I believe that for SI insurance that it’s just the applicant being asked minimal questions where the truthfulness of the answers aren’t even really verified unless a claim occurs during the contestability period. With the AUW, sure, they aren’t having an LPN physically come to your house to take your blood, height/weight, etc because you already had that information taken when you were at the doctor in the last 12 months. You give them permission to pull your medical data from medical databases and they validate your application that way. I believe only a certain portion actually is accelerated. The rest may end up getting labwork or EKG or whatever is needed. That does not happen with SI. And the rates are much more comparable to FUW than SI (which is more expensive and typically for lower face amounts), but as others have mentioned, there is likely some load added to account for mortality slippage, however, when I got my policy a couple of years ago, it was competitive with traditional FUW policies. :man_shrugging:

Exactly. The main difference between FUW and AUW is who is physically taking the measurements, the people the company sends out to do it or your own doctor’s office? All of the data being used in decision making is the same.

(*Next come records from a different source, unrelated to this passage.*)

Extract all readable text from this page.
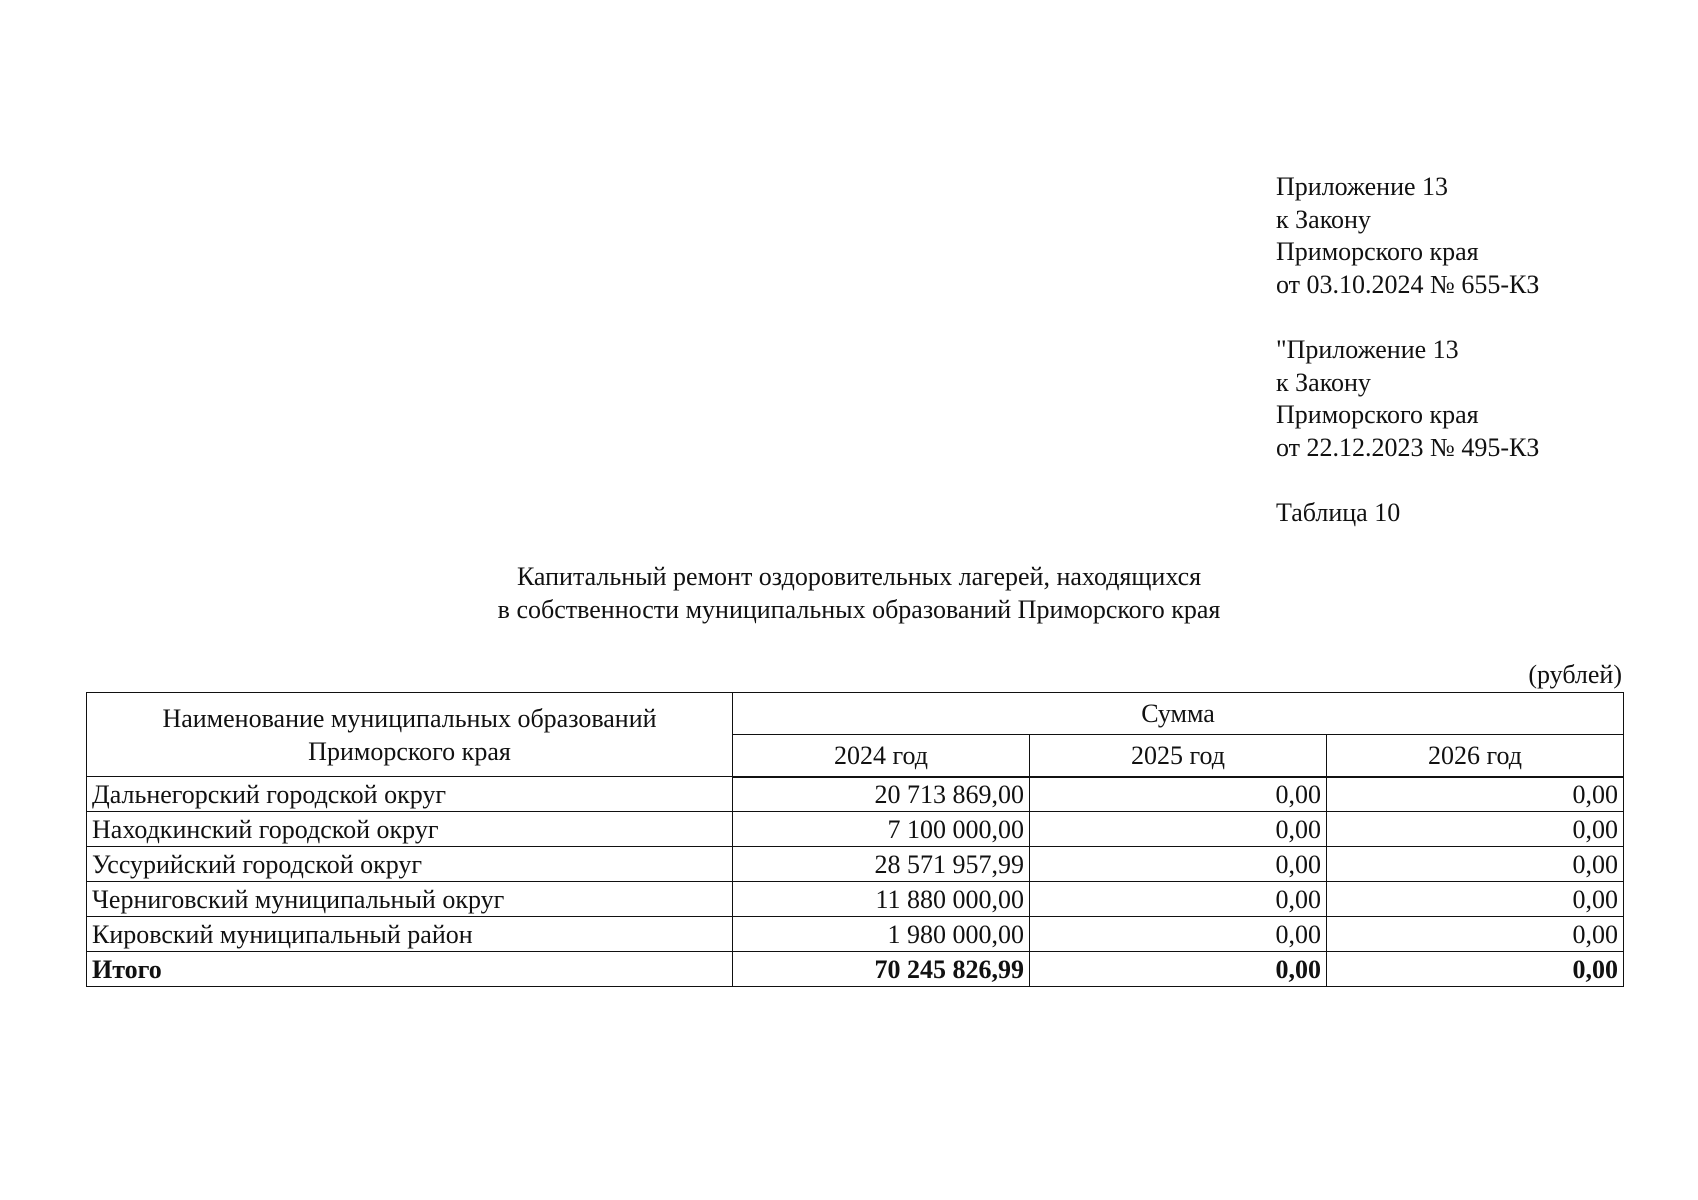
Приложение 13
к Закону
Приморского края
от 03.10.2024 № 655-КЗ
"Приложение 13
к Закону
Приморского края
от 22.12.2023 № 495-КЗ
Таблица 10
Капитальный ремонт оздоровительных лагерей, находящихся
в собственности муниципальных образований Приморского края
(рублей)
Наименование муниципальных образований
Приморского края	Сумма		
	2024 год	2025 год	2026 год
Дальнегорский городской округ	20 713 869,00	0,00	0,00
Находкинский городской округ	7 100 000,00	0,00	0,00
Уссурийский городской округ	28 571 957,99	0,00	0,00
Черниговский муниципальный округ	11 880 000,00	0,00	0,00
Кировский муниципальный район	1 980 000,00	0,00	0,00
Итого	70 245 826,99	0,00	0,00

Simplified issue generally means no real underwriting. It’s a series of yes no questions that the consumer either qualifies for, or not.
A fully functional underwritten policy consists of full medical underwriting plus, sometimes, blood and urine. Not requiring blood and urine doesn’t change it from an underwritten policy to simplified issue. Confusing.

No medical terminology is even more confusing. It used to mean no medical, no underwriting, no questions, everyone qualified. Then the simplified issue people started calling their policies no med. And now I’ve seen people try and blur the line between a fully underwritten policy without blood and urine, and ‘no med’ policies.

It’s a mess.

And if you think consumers aren’t smart enough to anti select, here’s an example.

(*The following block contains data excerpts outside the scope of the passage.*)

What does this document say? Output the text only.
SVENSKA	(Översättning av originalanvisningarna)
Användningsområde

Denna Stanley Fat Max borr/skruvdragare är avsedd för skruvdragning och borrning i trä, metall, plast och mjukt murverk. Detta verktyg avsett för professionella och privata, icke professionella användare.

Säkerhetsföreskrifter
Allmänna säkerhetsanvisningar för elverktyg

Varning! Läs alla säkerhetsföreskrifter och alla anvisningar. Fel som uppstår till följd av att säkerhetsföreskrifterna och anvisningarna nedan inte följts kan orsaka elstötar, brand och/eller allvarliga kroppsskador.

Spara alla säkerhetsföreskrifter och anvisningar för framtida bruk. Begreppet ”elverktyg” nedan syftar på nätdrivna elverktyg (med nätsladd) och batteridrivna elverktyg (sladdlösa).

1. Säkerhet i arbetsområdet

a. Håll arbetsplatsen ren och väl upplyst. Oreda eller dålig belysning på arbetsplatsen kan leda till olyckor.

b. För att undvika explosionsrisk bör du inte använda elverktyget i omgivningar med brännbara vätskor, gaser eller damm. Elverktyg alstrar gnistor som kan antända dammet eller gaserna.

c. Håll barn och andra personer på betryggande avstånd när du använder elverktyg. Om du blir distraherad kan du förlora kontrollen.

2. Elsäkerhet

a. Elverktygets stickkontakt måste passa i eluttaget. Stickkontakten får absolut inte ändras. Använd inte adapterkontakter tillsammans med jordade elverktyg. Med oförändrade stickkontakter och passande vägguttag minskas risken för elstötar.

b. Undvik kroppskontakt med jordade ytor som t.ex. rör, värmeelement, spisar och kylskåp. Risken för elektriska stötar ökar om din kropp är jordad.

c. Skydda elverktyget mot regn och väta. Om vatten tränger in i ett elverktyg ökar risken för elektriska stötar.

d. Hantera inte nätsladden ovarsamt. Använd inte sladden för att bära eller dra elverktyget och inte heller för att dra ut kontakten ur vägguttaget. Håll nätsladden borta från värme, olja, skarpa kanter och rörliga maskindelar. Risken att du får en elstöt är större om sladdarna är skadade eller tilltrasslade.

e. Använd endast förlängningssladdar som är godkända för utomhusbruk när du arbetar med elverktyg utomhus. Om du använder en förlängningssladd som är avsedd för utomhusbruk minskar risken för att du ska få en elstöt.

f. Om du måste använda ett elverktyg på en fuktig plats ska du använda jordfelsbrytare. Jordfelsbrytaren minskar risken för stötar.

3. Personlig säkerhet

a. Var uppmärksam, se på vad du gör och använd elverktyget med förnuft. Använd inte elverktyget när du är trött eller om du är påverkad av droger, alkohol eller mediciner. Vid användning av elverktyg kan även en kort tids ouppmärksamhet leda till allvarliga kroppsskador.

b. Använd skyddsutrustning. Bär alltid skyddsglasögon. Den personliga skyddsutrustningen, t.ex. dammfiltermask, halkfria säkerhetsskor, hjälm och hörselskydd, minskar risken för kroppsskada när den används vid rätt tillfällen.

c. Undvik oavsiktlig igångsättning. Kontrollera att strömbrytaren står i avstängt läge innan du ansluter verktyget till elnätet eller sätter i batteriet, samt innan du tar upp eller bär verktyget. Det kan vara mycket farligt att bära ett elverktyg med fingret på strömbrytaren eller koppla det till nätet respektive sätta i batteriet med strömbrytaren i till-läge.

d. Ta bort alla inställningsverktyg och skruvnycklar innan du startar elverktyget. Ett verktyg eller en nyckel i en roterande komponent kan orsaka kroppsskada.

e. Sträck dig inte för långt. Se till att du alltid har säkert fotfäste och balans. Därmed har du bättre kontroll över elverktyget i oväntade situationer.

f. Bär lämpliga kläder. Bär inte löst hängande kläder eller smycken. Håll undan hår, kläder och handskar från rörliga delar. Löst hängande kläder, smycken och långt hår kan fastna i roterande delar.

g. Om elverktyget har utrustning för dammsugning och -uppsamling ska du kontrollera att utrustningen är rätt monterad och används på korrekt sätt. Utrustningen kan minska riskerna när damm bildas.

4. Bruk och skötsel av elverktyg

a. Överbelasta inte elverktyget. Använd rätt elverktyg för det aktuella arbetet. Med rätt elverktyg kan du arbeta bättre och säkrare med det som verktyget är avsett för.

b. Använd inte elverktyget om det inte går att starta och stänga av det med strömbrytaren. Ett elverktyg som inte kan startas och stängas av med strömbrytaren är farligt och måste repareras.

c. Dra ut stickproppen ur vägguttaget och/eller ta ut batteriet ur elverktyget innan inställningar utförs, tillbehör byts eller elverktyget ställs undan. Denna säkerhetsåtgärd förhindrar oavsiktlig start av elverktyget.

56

Simplified and instant issue policies used to exclude deaths in the first two years. They’d just return premiums, at a good interest rate.

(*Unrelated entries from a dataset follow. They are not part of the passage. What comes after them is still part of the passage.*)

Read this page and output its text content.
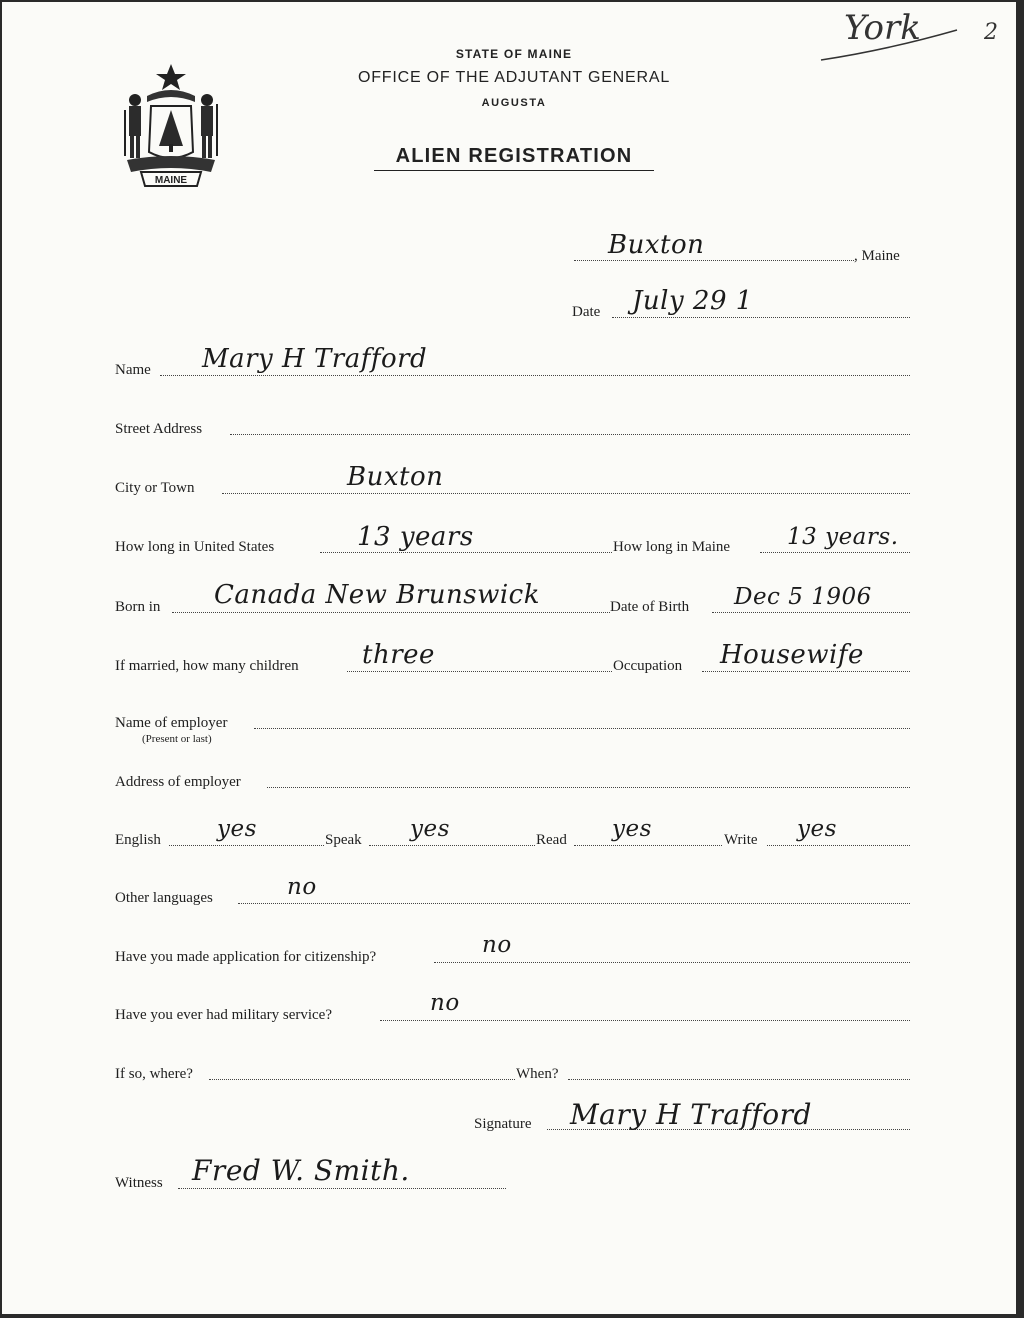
MAINE
STATE OF MAINE
OFFICE OF THE ADJUTANT GENERAL
AUGUSTA
ALIEN REGISTRATION
York	2
Buxton	, Maine
Date July 29 1
Name Mary H Trafford
Street Address
City or Town	Buxton
How long in United States	13 years	How long in Maine 13 years.
Born in Canada New Brunswick	Date of Birth Dec 5 1906
If married, how many children three	Occupation Housewife
Name of employer
(Present or last)
Address of employer
English yes	Speak yes	Read yes	Write yes
Other languages	no
Have you made application for citizenship?	no
Have you ever had military service?	no
If so, where?	When?
Signature Mary H Trafford
Witness Fred W. Smith.
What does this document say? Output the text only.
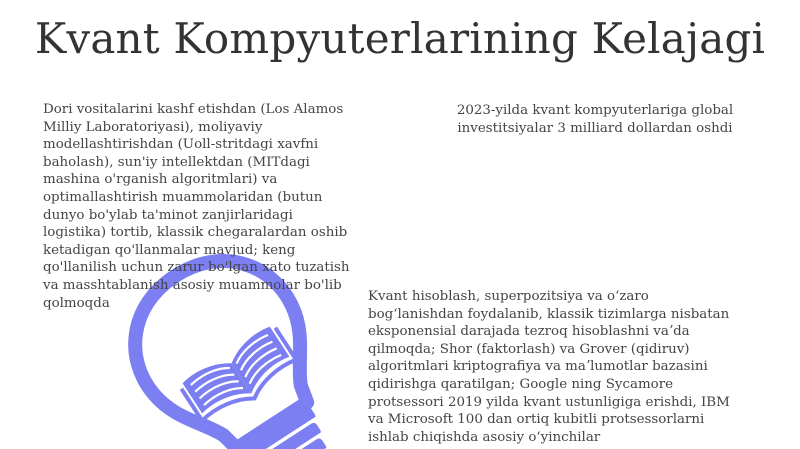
Kvant Kompyuterlarining Kelajagi

Dori vositalarini kashf etishdan (Los Alamos Milliy Laboratoriyasi), moliyaviy modellashtirishdan (Uoll-stritdagi xavfni baholash), sun'iy intellektdan (MITdagi mashina o'rganish algoritmlari) va optimallashtirish muammolaridan (butun dunyo bo'ylab ta'minot zanjirlaridagi logistika) tortib, klassik chegaralardan oshib ketadigan qo'llanmalar mavjud; keng qo'llanilish uchun zarur bo'lgan xato tuzatish va masshtablanish asosiy muammolar bo'lib qolmoqda

2023-yilda kvant kompyuterlariga global investitsiyalar 3 milliard dollardan oshdi

Kvant hisoblash, superpozitsiya va oʻzaro bogʻlanishdan foydalanib, klassik tizimlarga nisbatan eksponensial darajada tezroq hisoblashni vaʼda qilmoqda; Shor (faktorlash) va Grover (qidiruv) algoritmlari kriptografiya va maʼlumotlar bazasini qidirishga qaratilgan; Google ning Sycamore protsessori 2019 yilda kvant ustunligiga erishdi, IBM va Microsoft 100 dan ortiq kubitli protsessorlarni ishlab chiqishda asosiy oʻyinchilar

So consumers who were dying would buy a policy not for the death benefit, but because they’d get a really good rate of return on they’re money before they died.

Some companies had to reduce that rate of return for that reason. And this was recently, like last 5 years iirc. I’m guessing that wasn’t priced in.

The example of your brother is a scary example of what could go wrong with pure online insurance. As I’m sure you’re aware there are many companies trying to accelerate the issuance of a life policy with the involvement of an agent and well as AUW. The seems like a good direction for the industry. As you point out, a life insurance application/contract with all of its many features often needs an agent’s involvement to explain the process, pitfalls and features. The AUW process probably isn’t as rigorous as an experienced underwriter (yet), but it does a great job of reducing the time between application and issue without the hassle of a para-med examination and when priced correctly, offers the consumers a reasonable option somewhere between FUW and SI.

This does not surprise me in the slightest. I was quite skeptical about the claim that the underwriting cost savings would more than cover the increased claim costs.

Trust but verify just seems prudent in life insurance. Am I the only one who remembers the fiasco when Heath Ledger lied on a life insurance app and then died shortly after?

In your brother’s case, wouldn’t he have to die from some alcohol related illness in order for the misrepresentation to be material? I mean, if he was killed by an errant maple syrup truck (and was not drunk at the time) I don’t see how they could rescind the policy. Maybe this a difference between US and Canadian law or the difference between health and life products. I used to do quite a bit of analysis for our automated UW for a health product pre-ACA and we would not have been able to avoid this type of claim. If he died from cirrhosis or drunk driving, then I get it.